QuoteShe would look better whithout the "ordinary" cockpit... a kind of futuristic bomber!!!

Or perhaps with a Spectre rocket in the tail as a short range interceptor (the pilot wouldn't have wanted to be in the prone position for long).?

Regards,

Greg
All hail the God of Frustration!!!

Archibald

thanks!!! Have you ever seen the training version of the Il-28 Beagle? just get ride of the the "ordinary" cocpit and you have a beautiful plane (Il-28U Mascot... )
King Arthur: Can we come up and have a look?
French Soldier: Of course not. You're English types.
King Arthur: What are you then?
French Soldier: I'm French. Why do you think I have this outrageous accent, you silly king?

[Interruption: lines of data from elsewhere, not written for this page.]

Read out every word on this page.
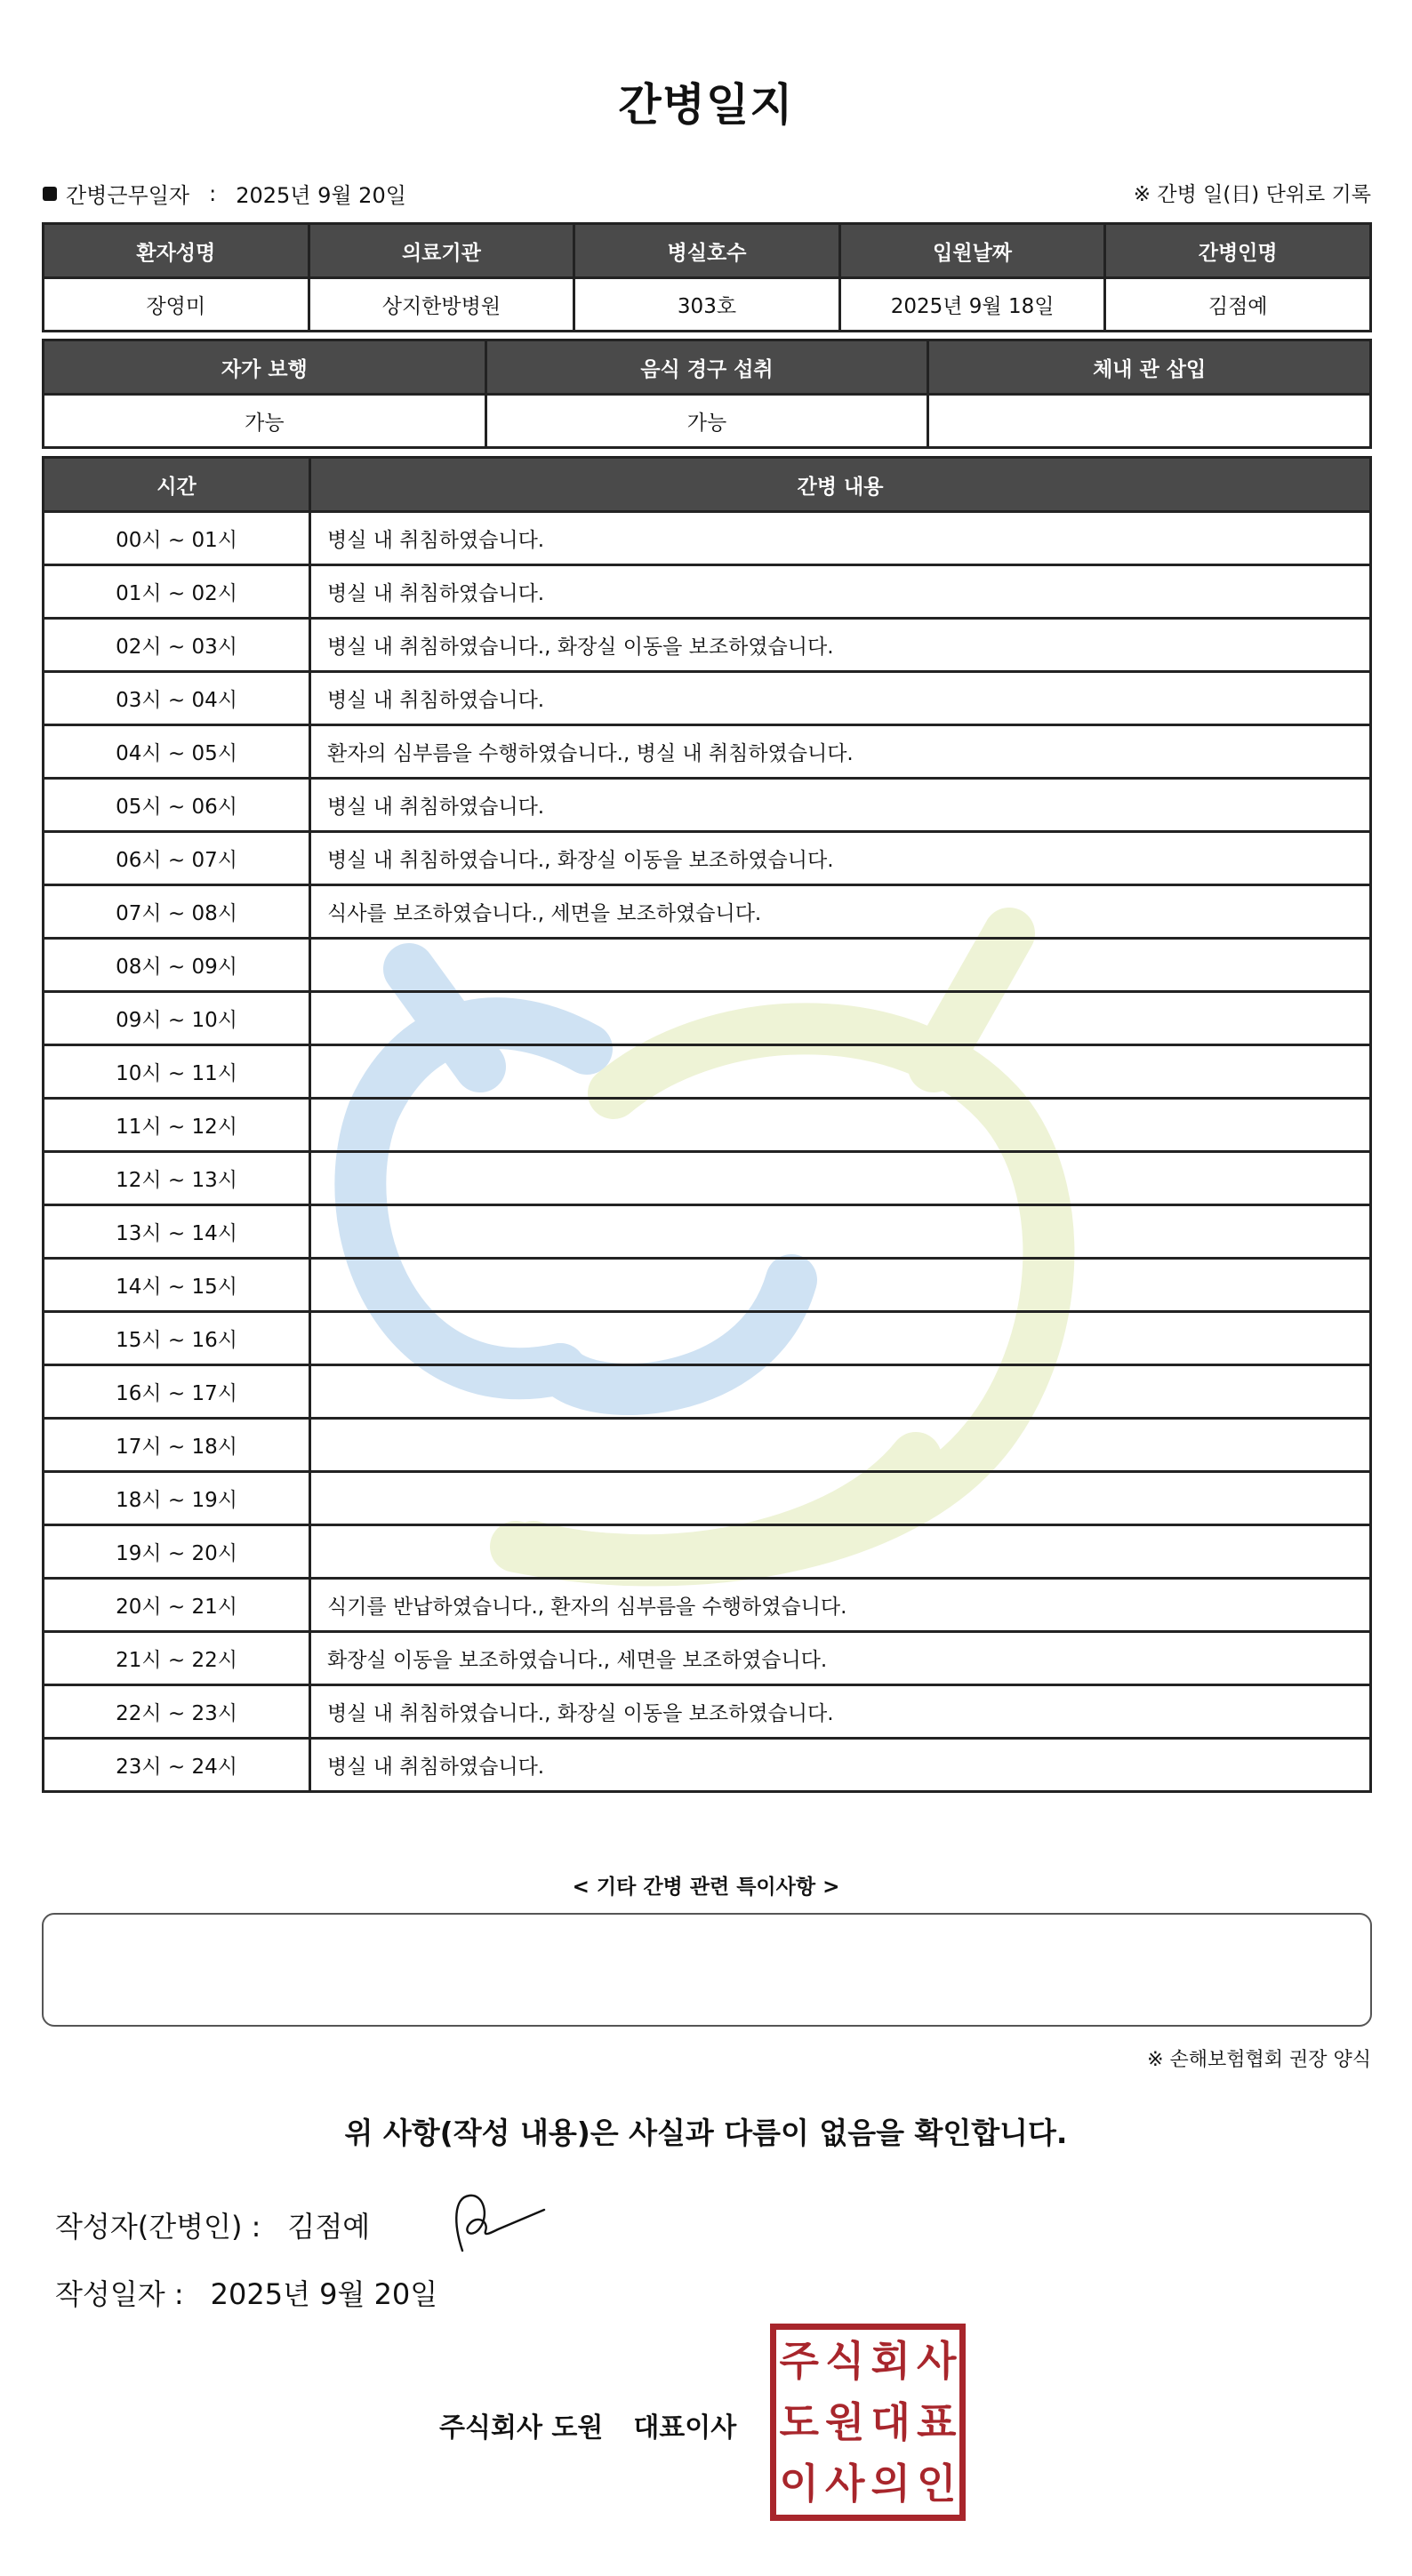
간병일지
간병근무일자 : 2025년 9월 20일	※ 간병 일(日) 단위로 기록
환자성명	의료기관	병실호수	입원날짜	간병인명
장영미	상지한방병원	303호	2025년 9월 18일	김점예
자가 보행	음식 경구 섭취	체내 관 삽입
가능	가능	
시간	간병 내용
00시 ~ 01시	병실 내 취침하였습니다.
01시 ~ 02시	병실 내 취침하였습니다.
02시 ~ 03시	병실 내 취침하였습니다., 화장실 이동을 보조하였습니다.
03시 ~ 04시	병실 내 취침하였습니다.
04시 ~ 05시	환자의 심부름을 수행하였습니다., 병실 내 취침하였습니다.
05시 ~ 06시	병실 내 취침하였습니다.
06시 ~ 07시	병실 내 취침하였습니다., 화장실 이동을 보조하였습니다.
07시 ~ 08시	식사를 보조하였습니다., 세면을 보조하였습니다.
08시 ~ 09시	
09시 ~ 10시	
10시 ~ 11시	
11시 ~ 12시	
12시 ~ 13시	
13시 ~ 14시	
14시 ~ 15시	
15시 ~ 16시	
16시 ~ 17시	
17시 ~ 18시	
18시 ~ 19시	
19시 ~ 20시	
20시 ~ 21시	식기를 반납하였습니다., 환자의 심부름을 수행하였습니다.
21시 ~ 22시	화장실 이동을 보조하였습니다., 세면을 보조하였습니다.
22시 ~ 23시	병실 내 취침하였습니다., 화장실 이동을 보조하였습니다.
23시 ~ 24시	병실 내 취침하였습니다.
< 기타 간병 관련 특이사항 >
※ 손해보험협회 권장 양식
위 사항(작성 내용)은 사실과 다름이 없음을 확인합니다.
작성자(간병인) : 김점예
작성일자 : 2025년 9월 20일
주식회사 도원 대표이사
주 식 회 사
도 원 대 표
이 사 의 인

Well regardless I would rather take my chance out there on the ocean, that to stay here and die on this poo-hole island spending the rest of my life talking to a gosh darn VOLLEYBALL.

Archibald

What the hell is that?
Targeted for assasination by JMNs  :blink:
I understood it change according to the number of posts... Am I right? What the next stage? :) What JMN exactly means?  
King Arthur: Can we come up and have a look?
French Soldier: Of course not. You're English types.
King Arthur: What are you then?
French Soldier: I'm French. Why do you think I have this outrageous accent, you silly king?

Well regardless I would rather take my chance out there on the ocean, that to stay here and die on this poo-hole island spending the rest of my life talking to a gosh darn VOLLEYBALL.

Hobbes

Nah, that text changes only when the moderators decide to change it. It usually refers to something funny or embarrassing you said in a recent posting.

JMN = Joyless Modeling Nazi, someone who spends time pointing out flaws in a model (used the wrong color, model is inaccurate, etc), instead of having fun building the model.  

Archibald

Want to know what I said: don't want to be killed by JMNs... Well I understand why they want to kill me. It's true I don't give a damn about camo or markings. for example when there's three RAF markings on the box of the model, I merge the three  :rolleyes:
So a JMN seeing my models would probably die of an heart attack... ;)  
King Arthur: Can we come up and have a look?
French Soldier: Of course not. You're English types.
King Arthur: What are you then?
French Soldier: I'm French. Why do you think I have this outrageous accent, you silly king?

Well regardless I would rather take my chance out there on the ocean, that to stay here and die on this poo-hole island spending the rest of my life talking to a gosh darn VOLLEYBALL.